4. The Commissioner shall issue a written decision either affirming or rejecting the disapproval within 30 days after the conclusion of the hearing.

(6) Appeals. Any final order, decree, or judgment of the Massachusetts Superior Court or appellate court modifying, amending, annulling, or reversing a decision of the Commissioner disapproving a rate filing, and any further decision of the Commissioner pursuant to such an order, decree, or judgment that affects the overall rate not disapproved shall be effective as ordered.

(7) Maintaining Records. Every Carrier must maintain at its principal place of business a complete and detailed description of its rating practices including information and documentation that demonstrates that its rating methods and practices are based upon commonly accepted actuarial assumptions, in accordance with sound actuarial principles, and in compliance with the provisions of 211 CMR 156.00.

(8) Methodology for Calculating and Reporting Refund, Rebate or Credit Calculations.

(a) Unless otherwise determined by the Commissioner, for the purposes of M.G.L. c. 176X, § 2(d), Carriers are to calculate and submit a rebate calculation form as designated by the Commissioner each calendar year by July 31st for the previous calendar year.

(b) If the calculation illustrates that a refund or rebate is warranted, the Carrier shall submit a detailed plan for the Commissioner's approval that will provide a detailed description of the manner in which the Carrier will refund the excess premium to those Individuals or employers who were covered during the prior calendar year, or an explanation of the reasons that the Carrier proposes not to make a refund or rebate.
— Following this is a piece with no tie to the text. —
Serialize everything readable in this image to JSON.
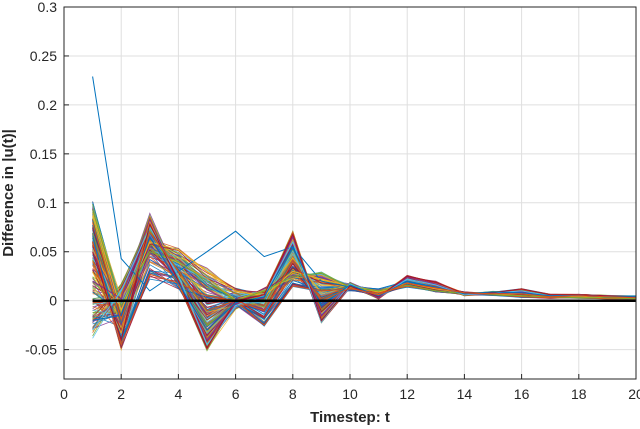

The amount of the rebate will be based on each Individual's or Employer Group's relative share of the premiums that were paid to the Carrier during the prior calendar year.

(c) If the calculation illustrates that a refund or rebate is warranted, a Carrier shall communicate within 30 days to all Individuals and Employer Groups that were covered under Dental Benefit Plans during the relevant 12-month calendar year that such Individuals and Employer Groups qualify for a refund, which may take the form of either a refund on the premium for the applicable 12-month period, or if the Individual or Employer Group is still covered by the Carrier, a credit on the premium for the subsequent 12-month period.

(d) The basis for all refunds issued shall equal the amount of a Carrier's earned premium that exceeds the amount necessary to achieve the Minimum Dental Loss Ratio, as reported to the Commissioner. The Commissioner may authorize a waiver or adjustment of the refund requirement if the Commissioner determines premium credits are not feasible and that issuing such refunds would result in Financial Impairment for the Carrier, or if the Commissioner determines that such refunds are de minimus because the cost of distributing any refund exceeds the value of the refund itself. The aggregate of any de minimus amount not refunded shall be used to reduce overall premiums.

(e) Refunds shall be paid annually by August 30th, or another date as determined by the Commissioner, following the calendar year of the rebate calculation.

(f) Carriers who issue refunds shall keep records of all refunds made to affected Individuals and groups for inspection by the Division.

(g) No Individual or Employer Group may assign its or their rights to such premium adjustments to another person or entity.

(h) If a Carrier fails to make refunds, rebates, or premium adjustments acceptable to the Commissioner, the Commissioner may order premium adjustments, refunds or premium credits as deemed necessary.